Made of composite fiberglass that is both waterproof and bulletproof, McCarthy's shelters can protect anywhere from 8 to 200 adults for 6 months to 5 years.

The interior of the smaller shelters resemble campers with bunk beds, a kitchen, and a bathroom that fits inside a shower. The larger shelters can be linked together to create underground cities complete with fresh fruit and vegetables.

"We've developed underground hydroponics where we can get a crop every six weeks," McCarthy said. "We have entrances where you can drive a vehicle in. A lot of these corporations, when they buy these, they will set these up so they can bring a farm tractor in so when they come out they can start farming."

While the smaller shelters can feel a little cramped, the larger shelters are more comfortable.

"We try to set this up so people have a very open feeling because claustrophobia, when you're in a shelter that long, is always an issue," McCarthy said. "You've got normal living in there. High ceilings, lots of light, lots of fresh filtered air, you can grow plants. We always set it up so when you're in one of the condos, when you look out the window, you see growing plants."

McCarthy has sold his shelters to the military, physicians groups, corporations, and even churches.

Despite all the hype surrounding end-of-the-world scenarios this year predicted by ancient civilizations like the Mayans, McCarthy said the majority of his customers aren't believers in the 2012 Doomsday scenarios.

"Most of the people that we sell to are pretty sophisticated people who are going to do a little bit of homework. They're going to realize maybe something is going to happen, but it's not a doomsday thing," McCarthy said. "I'd say more than 90 percent of our business is because they are worried about terrorism."

Buried 8-and-half feet underground, the shelters are nearly impossible to detect.  You could be standing on top of one in an open field and you'd never know it.

The only visible parts are the hatch and some air vents and customers go to great lengths to hide those.

"We've got decoy hatches, we've got fiberglass trees, we've got fiberglass rocks, we've got all kinds of things out there," McCarthy said. "This is James Bond stuff and the customers are incredibly creative on how they cover this stuff up."

McCarthy's customers demand a high level of secrecy. They don't want anyone to know where their shelter is located.  He has to be creative when it comes to getting permits and installing the shelters.
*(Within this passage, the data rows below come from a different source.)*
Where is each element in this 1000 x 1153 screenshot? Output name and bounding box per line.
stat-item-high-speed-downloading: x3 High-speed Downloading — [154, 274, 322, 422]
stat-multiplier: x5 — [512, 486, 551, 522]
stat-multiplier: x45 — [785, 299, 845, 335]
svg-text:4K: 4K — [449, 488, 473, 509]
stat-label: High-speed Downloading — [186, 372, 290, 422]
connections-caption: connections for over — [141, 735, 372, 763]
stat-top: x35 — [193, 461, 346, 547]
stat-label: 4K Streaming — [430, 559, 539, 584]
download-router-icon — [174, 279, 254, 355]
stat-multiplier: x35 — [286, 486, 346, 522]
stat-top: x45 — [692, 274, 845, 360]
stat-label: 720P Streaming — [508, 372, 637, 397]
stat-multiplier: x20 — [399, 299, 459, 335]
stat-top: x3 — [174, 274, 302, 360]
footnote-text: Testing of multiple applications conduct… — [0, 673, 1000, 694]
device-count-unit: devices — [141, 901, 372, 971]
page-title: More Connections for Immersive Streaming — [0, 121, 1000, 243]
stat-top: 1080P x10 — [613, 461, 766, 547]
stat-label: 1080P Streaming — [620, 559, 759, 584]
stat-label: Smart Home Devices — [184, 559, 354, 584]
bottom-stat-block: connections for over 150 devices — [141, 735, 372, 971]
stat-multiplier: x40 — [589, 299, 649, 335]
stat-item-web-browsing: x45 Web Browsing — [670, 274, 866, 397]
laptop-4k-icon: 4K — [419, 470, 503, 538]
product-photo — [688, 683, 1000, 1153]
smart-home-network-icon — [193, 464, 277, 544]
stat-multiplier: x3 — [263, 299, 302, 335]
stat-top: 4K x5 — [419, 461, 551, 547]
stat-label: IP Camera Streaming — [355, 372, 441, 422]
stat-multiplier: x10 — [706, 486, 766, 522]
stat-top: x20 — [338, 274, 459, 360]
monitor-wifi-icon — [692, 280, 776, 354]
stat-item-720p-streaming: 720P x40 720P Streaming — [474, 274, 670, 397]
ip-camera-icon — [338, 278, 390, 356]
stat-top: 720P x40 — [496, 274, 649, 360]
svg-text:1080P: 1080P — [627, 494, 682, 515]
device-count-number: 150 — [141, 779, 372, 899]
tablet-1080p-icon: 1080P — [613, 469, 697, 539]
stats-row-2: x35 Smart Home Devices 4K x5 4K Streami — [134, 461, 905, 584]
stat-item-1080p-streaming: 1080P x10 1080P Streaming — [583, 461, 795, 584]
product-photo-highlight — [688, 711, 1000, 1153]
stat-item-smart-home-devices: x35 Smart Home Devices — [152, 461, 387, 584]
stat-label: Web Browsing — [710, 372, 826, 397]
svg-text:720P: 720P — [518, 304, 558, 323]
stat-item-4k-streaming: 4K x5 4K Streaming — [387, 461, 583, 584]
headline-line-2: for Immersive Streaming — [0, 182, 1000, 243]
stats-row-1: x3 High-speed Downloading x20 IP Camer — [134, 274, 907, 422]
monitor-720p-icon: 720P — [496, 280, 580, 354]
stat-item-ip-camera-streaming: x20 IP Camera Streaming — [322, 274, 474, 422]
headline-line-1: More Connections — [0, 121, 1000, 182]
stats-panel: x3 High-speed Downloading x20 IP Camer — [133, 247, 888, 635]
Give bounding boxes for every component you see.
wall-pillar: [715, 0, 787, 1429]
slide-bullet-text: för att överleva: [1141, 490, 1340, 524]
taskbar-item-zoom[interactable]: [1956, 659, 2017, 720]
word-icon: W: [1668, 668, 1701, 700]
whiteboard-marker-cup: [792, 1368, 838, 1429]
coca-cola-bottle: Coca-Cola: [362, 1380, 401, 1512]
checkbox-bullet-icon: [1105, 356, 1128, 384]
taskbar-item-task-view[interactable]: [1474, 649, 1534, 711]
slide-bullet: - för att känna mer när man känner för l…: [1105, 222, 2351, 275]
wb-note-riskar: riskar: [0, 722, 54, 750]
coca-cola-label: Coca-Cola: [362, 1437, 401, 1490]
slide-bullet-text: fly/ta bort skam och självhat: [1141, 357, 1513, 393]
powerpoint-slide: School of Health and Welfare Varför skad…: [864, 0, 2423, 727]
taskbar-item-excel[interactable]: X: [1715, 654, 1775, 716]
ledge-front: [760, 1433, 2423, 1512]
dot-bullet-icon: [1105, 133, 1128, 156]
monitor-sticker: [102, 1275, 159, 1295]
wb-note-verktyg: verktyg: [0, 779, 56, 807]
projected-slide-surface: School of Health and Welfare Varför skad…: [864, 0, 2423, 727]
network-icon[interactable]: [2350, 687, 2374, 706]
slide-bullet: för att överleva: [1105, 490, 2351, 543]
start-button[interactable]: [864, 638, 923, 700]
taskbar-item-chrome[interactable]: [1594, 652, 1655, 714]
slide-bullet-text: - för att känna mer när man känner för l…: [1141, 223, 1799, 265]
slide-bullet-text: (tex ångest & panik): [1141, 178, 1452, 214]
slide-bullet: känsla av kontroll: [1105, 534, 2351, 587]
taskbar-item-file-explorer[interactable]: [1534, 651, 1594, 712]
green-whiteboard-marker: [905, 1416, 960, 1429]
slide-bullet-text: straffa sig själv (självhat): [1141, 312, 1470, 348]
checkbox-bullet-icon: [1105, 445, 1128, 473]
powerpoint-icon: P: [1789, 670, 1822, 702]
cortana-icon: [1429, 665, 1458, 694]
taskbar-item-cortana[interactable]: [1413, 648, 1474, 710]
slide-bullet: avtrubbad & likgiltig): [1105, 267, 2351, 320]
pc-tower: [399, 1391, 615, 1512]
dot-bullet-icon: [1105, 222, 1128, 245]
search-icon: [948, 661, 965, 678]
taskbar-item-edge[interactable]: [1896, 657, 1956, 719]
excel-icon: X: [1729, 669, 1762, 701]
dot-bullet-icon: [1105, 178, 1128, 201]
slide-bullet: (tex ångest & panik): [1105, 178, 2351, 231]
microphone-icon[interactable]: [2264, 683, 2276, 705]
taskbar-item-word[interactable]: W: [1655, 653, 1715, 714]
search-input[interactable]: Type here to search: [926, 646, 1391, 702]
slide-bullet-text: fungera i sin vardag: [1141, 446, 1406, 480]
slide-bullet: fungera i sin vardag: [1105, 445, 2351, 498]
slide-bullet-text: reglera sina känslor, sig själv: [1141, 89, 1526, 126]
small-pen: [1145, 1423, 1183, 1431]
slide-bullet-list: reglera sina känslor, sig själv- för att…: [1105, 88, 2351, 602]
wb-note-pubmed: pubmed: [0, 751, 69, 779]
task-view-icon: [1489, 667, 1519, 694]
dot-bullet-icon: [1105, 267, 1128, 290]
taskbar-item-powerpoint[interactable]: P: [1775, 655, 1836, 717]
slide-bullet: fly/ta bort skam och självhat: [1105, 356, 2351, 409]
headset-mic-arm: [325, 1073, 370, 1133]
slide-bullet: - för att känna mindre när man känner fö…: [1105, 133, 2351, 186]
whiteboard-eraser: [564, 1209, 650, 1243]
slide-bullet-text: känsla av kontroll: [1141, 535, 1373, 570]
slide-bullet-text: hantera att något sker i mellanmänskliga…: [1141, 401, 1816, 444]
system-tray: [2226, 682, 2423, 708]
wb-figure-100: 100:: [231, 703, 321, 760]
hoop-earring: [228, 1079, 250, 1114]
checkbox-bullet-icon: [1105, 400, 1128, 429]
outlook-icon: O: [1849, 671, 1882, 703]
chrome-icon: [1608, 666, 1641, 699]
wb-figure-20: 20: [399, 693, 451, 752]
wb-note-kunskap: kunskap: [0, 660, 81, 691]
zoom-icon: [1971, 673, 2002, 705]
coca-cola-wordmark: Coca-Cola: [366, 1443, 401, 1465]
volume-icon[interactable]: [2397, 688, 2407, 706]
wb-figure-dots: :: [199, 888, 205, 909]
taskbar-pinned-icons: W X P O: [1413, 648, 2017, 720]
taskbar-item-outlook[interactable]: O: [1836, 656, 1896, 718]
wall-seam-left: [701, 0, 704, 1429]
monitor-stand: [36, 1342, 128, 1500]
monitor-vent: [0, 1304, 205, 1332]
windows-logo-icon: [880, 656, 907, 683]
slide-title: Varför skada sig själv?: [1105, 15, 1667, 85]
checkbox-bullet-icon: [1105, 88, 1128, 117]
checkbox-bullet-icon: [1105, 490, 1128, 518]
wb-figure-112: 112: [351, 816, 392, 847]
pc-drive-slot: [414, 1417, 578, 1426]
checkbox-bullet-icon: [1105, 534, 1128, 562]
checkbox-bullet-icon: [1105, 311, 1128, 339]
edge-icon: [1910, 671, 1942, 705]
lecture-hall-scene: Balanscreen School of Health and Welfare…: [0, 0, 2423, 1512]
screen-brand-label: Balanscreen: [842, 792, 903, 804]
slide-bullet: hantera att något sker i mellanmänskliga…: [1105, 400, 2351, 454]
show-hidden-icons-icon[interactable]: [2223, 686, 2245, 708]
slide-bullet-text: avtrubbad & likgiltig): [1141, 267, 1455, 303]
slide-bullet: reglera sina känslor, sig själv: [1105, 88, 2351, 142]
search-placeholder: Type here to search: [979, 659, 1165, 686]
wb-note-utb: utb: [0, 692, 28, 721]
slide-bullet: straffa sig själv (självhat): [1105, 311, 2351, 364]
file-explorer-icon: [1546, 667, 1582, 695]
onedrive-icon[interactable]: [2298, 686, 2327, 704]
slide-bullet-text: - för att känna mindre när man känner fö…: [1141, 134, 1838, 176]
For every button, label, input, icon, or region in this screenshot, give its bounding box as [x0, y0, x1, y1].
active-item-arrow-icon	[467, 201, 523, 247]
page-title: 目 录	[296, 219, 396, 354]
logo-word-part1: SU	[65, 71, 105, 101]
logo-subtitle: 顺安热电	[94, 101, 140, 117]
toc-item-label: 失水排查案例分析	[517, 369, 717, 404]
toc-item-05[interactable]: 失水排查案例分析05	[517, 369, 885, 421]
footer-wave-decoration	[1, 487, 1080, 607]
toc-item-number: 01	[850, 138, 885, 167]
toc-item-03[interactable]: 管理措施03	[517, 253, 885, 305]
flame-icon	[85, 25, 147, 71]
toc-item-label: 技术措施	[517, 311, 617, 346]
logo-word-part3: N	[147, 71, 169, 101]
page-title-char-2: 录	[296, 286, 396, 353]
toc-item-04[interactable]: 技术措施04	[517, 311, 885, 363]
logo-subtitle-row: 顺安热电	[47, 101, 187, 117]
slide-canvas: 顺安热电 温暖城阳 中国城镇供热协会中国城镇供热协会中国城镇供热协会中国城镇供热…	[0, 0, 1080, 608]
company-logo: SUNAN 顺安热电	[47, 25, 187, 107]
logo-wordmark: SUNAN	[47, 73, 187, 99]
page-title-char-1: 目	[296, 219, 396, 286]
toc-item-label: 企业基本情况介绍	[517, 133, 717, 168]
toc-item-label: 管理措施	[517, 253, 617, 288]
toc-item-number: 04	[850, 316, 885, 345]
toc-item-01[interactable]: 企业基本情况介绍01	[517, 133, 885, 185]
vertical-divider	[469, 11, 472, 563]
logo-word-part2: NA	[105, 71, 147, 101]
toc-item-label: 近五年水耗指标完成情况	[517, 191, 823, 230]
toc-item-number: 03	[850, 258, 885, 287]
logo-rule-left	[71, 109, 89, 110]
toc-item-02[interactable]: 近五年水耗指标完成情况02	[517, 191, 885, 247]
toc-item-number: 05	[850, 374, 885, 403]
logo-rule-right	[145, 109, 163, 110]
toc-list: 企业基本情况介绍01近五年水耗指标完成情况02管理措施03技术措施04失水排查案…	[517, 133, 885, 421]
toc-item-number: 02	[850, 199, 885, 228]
"It's always an issue. We have arguments with every single municipality in the country but we've won every one in the end because everyone has a right to protect themselves," McCarthy said. "The neat thing about having our own truck is we don't have a bill of lading so there's no paper trail. That's really important to people. The address we put on the permit is usually a 100 miles past the delivery address."

This kind of protection isn't cheap, McCarthy said the cheapest shelters cost nearly $20,000 per person. His larger shelters can cost millions. Even so, some customers have more than one.

"We have a number of customers where we have four or five shelters around the country that they can go to depending on where they are so they have a choice," McCarthy said.

While he's not sure what kind of event will force his customers underground, McCarthy knows he has plenty of options to survive it.

"I belong to a community shelter and my wife and I are the 24th and 25th people on that one," McCarthy said. "I have about 600 shelters throughout the country that want me in there if there's a disaster so we're in pretty good shape."